The prospect of a Big Ten conference is a long-discussed and polarizing topic in hockey circles. Proponents believe a merger would provide more of an identity among casual fans, and therefore greater credibility. Opponents believe it would be a step backwards for college hockey on the whole, because it would choke off exposure and revenue for other WCHA and CCHA schools whose other sports compete in Division II or Division I mid-major conferences.
"We're not trying to replace the structure. We're trying to work with the structure," said Delany, who has met with the commissioners of both hockey conferences. "But I also believe that the Big Ten brand is one of the great brands in sports today. And I think if we could find a way, not to have a Big Ten championship, but to help hockey and have hockey help the Big Ten Network, I think those are not mutually exclusive goals. I think they can work together.

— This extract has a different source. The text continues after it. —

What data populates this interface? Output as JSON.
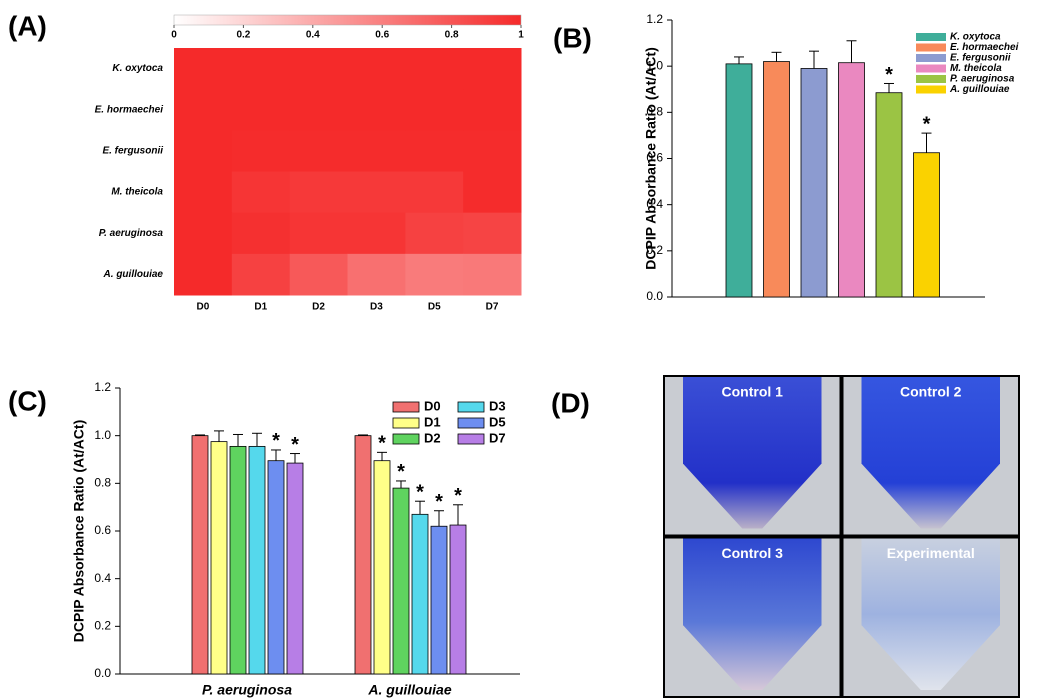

"But we're not going any place in hockey without 100 percent support from our ADs and our coaches."
Baseball, on the other hand, figures to be a sizable draw for the Big Ten Network during the spring. Wisconsin dropped its program in 1991, citing gender equity and financial concerns, and remains the only conference school without the sport.
UW athletic director Barry Alvarez said the topic of bringing back baseball had not been discussed either internally or with Big Ten Network representatives. He steadfastly opposes the idea because he believes it would negatively affect the 23-sport program on the whole, in part because at least one women's sport would need to be added to address Title IX concerns.
"I'm able to allow all 23 coaches to compete at a high level. I'm able to finance them, so that they can be competitive. I just don't feel right now, with some of our construction, and our strategic plan as far as where we want to go with facilities, that we want to add -- it wouldn't be just one sport, it would be at least two sports," Alvarez said.
"And when you really research what a baseball team would cost -- and now we don't even have a facility -- it would impact a lot of our other sports. I just don't think that's fair right now to do it. I don't choose to do that right now."
Thanks for finding this article. I don't know about all of you, but when I read this, Jim Delany isn't exactly closing the door on a Big Ten hockey league at all. It certainly won't be forced, but it's not very much of a stretch at all to think that the 5 Big Ten schools that currently have hockey programs would band together at some point. When push comes to shove, are schools such as Michigan or Wisconsin going to act in the best interests of the Big Ten or the CCHA or WHA? I understand that the various hockey league ties might be deep, but we're also talking about a number of schools that have been Big Ten members for 100 years or more that now has its own television network. If we've learned anything over the years, it's that money rules in the end.